Hoeveel geld voor de zorg in de verkeerde zakken verdwijnt, is onduidelijk. Het gaat om tientallen miljoenen per jaar, maar waarschijnlijk veel meer. Dat hoopt het kabinet terug te dringen met een pakket maatregelen.
Speciale aandacht is er voor de medische specialisten, de ggz, de tandartsen, de wijkverpleging en het pgb. Het kabinet haast zich om te zeggen dat ook in deze sectoren het gros van de zorgverleners te goeder trouw is, maar wijst erop dat er hier veel fraude wordt gemeld. Ook verloopt het declareren van behandelingen vaak moeizaam, maar is daaraan tegelijkertijd ook veel te verbeteren.

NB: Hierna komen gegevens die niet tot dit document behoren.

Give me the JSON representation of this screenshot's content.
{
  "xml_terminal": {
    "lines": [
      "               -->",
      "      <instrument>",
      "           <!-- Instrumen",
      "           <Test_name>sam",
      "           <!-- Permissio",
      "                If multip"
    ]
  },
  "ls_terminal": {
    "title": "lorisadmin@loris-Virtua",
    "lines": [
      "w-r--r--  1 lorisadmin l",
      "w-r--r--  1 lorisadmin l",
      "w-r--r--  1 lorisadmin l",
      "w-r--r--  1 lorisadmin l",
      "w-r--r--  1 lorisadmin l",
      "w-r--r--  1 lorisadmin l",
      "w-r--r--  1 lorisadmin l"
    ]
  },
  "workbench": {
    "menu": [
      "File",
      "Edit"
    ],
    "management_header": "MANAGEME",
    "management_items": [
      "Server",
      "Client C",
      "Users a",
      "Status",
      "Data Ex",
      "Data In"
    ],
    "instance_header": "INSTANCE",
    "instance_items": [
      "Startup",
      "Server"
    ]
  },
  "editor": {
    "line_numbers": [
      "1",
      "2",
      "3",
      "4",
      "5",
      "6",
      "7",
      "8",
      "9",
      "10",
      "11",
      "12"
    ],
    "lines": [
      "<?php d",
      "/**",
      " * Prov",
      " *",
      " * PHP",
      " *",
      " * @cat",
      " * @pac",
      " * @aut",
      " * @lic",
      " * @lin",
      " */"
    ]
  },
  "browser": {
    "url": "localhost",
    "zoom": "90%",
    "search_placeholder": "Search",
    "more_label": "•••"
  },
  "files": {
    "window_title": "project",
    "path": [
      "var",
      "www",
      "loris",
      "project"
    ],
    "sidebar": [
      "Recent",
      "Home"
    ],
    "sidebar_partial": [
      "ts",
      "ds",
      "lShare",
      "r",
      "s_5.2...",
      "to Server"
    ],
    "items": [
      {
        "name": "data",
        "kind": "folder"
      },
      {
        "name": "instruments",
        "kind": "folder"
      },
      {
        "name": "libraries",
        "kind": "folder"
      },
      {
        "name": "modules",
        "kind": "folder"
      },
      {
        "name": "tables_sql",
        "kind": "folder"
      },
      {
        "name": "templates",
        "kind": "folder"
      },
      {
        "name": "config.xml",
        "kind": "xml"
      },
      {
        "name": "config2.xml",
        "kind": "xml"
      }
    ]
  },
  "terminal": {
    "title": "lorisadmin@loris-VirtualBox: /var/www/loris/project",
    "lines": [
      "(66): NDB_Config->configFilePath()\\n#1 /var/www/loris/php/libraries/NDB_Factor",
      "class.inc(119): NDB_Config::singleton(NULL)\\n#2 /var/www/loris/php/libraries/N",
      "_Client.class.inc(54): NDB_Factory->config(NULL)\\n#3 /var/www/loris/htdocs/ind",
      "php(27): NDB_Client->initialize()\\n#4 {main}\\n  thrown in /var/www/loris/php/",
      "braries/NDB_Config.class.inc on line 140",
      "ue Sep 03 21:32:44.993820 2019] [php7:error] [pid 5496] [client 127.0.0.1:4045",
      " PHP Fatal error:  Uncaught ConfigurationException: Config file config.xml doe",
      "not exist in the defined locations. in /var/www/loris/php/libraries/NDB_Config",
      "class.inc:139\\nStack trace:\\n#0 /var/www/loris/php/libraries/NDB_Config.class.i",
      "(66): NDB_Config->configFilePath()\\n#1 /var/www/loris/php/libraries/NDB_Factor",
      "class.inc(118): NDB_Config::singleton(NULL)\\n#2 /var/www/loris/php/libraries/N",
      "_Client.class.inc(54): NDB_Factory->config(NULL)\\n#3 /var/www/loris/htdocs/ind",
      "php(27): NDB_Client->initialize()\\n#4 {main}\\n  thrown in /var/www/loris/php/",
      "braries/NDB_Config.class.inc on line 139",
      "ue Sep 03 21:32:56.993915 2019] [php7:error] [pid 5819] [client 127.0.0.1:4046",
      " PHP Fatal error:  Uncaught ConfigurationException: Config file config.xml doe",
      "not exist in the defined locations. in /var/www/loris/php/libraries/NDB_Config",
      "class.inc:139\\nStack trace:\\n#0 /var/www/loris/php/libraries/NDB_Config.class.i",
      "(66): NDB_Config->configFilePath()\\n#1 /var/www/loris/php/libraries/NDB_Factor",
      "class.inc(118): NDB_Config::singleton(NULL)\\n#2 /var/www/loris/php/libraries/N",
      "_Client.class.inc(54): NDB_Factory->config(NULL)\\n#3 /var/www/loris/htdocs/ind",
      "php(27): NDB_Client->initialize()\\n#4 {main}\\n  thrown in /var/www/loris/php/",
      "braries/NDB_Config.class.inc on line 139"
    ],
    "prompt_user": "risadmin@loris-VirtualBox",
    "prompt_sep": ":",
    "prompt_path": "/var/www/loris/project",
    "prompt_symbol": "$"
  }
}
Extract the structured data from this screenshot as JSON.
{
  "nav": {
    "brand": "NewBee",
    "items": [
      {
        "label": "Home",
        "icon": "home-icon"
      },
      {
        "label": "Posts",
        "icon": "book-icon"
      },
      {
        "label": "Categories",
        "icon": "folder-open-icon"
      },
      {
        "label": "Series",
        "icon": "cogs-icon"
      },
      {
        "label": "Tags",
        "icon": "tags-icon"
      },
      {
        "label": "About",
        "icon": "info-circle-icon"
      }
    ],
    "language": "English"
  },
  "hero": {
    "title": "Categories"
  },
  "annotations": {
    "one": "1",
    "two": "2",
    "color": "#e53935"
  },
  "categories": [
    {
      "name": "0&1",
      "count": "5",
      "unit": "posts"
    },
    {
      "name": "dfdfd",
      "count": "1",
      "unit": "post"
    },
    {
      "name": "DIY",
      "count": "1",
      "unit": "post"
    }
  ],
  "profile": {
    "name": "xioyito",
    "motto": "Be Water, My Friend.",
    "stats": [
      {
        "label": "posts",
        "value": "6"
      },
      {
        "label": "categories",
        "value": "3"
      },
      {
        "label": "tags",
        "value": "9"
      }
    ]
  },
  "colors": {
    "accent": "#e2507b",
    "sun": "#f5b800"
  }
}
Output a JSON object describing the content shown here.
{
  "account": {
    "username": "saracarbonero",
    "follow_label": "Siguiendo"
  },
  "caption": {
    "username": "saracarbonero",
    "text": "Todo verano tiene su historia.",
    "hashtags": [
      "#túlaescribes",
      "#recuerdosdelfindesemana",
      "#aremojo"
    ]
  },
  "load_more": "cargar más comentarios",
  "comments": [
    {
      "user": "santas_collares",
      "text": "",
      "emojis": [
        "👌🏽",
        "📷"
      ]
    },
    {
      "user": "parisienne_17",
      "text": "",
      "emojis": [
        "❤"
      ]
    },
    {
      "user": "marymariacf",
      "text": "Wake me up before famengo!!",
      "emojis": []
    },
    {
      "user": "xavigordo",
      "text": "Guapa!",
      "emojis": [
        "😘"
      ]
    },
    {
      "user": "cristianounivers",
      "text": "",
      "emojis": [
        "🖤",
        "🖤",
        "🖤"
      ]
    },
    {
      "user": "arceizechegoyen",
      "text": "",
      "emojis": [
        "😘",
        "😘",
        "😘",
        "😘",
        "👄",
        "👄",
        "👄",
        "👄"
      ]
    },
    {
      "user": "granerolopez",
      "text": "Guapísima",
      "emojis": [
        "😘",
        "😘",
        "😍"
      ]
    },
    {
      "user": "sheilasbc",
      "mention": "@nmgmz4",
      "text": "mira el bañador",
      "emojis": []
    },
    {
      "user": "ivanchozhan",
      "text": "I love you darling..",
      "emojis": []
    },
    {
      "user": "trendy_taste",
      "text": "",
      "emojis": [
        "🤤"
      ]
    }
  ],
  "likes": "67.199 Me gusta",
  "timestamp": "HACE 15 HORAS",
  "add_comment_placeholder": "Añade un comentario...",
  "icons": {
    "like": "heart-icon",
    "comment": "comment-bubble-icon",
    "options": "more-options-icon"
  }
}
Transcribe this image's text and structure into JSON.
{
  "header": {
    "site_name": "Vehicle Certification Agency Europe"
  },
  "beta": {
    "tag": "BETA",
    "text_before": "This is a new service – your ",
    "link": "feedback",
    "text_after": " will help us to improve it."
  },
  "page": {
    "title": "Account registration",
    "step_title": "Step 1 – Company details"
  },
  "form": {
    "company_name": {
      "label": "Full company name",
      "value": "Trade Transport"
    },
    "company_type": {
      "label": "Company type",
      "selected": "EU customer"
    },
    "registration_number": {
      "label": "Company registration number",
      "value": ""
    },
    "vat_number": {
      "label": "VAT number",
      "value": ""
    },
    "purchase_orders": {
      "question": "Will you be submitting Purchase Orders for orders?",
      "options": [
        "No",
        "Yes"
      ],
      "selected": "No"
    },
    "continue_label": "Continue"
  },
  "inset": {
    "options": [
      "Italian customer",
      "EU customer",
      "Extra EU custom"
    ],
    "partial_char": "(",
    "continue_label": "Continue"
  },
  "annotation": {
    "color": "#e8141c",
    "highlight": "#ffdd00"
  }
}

Een aantal al voorgenomen maatregelen moet ook helpen de fraude te verminderen. Zo moeten nieuwe zorgaanbieders zich straks melden bij het ministerie en uitleggen hoe ze te werk willen gaan. De inspectie heeft hen dan meteen in de smiezen. Ook worden declaraties die rechtstreeks aan de patiënt zijn gestuurd even scherp gecontroleerd als zorg die wordt gedeclareerd bij de zorgverzekeraar. Verder krijgt toezichthouder NZa, die meer verstand heeft van bedrijfsvoering dan de inspectie, een grotere rol in de fraudebestrijding.
De ministers Hugo de Jonge en Bruno Bruins en staatssecretaris Paul Blokhuis verwachten ook veel van preventie. Bij nieuwe regels en wetten wordt voortaan eerst gekeken of ze niet gevoelig zijn voor fraude. Verder wil het kabinet zorgbestuurders wijzen op hun verantwoordelijkheid. Bestuurders zouden ook meer open moeten staan voor signalen van moedwillige en onbedoelde missers.